During the quarter, ServiceNow also announced plans to acquire Moveworks, which offers front-end AI assistant and enterprise search technology, and Logik.ai, which provides AI-powered, and composable configure, price, quote solutions for sales teams. We see these moves augmenting its offering and helping pave the way for further adoption of AI and subscription-based revenue.
During the quarter, ServiceNow scooped up 316,000 shares of its stock, leaving ~$3 billion under its current share repurchase program. Even after that effort, the company’s balance sheet had $10.9 billion in cash and investments entering the June quarter.
Guidance
For the June quarter, ServiceNow sees subscription revenue coming in at $3.03 billion-$3.04 billion, which implies overall revenue near $3.1 billion, in line with consensus forecasts. The lift in that outlook is backed by the company’s current remaining performance obligations (cPRO) of $10.3 billion and remaining performance obligations (RPO) of $22.3 billion exiting the March quarter. Those same figures, which were up 19% and 23%, respectively, on a year-over-year basis, also back the higher subscription revenue outlook of $12.64 billion‑$12.68 billion for this year.
We’ll look for more insight on the afternoon of May 5 when the company hosts its 2025 Financial Analyst Day.
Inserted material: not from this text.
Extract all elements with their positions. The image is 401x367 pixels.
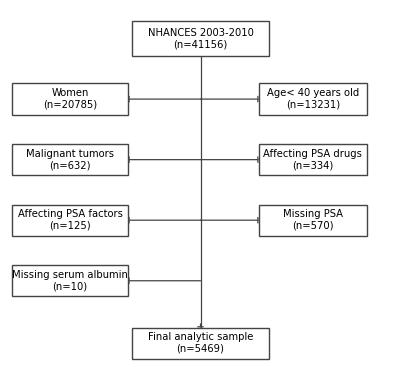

That includes an updated look at margin expectations for the second half of 2025 and what that could mean for EPS in the last two quarters of the year and for 2026. We’ll also be interested in the company’s M&A pipeline as well as integration efforts for recent nip and tuck deals, including the two completed in the March quarter.
Our Takeaways
In our pre-earnings comments on Wednesday, we acknowledged we had been waiting for last night’s earnings reports and the learnings it would bring before adjusting our NOW price target. We are certainly glad we did. Nevertheless, a more conservative outlook for valuation multiples is leading us to trim our price target back to $1,100 from $1,250, ahead of the company’s upcoming set of business and financial presentations. The 17% upside potential to our new target is sufficient to keep our One rating intact, but we’ll adjust the rating as needed based on further moves in the share price and what we learn in just under two weeks.
Given the short interest covering mentioned above, we suggest folks who are inclined to heed our One rating and scoop up NOW shares let the short-covering subside as the shares could give back some of the quick gains Friday or early next week.
At the time of publication, TheStreet Pro Portfolio was long NOW.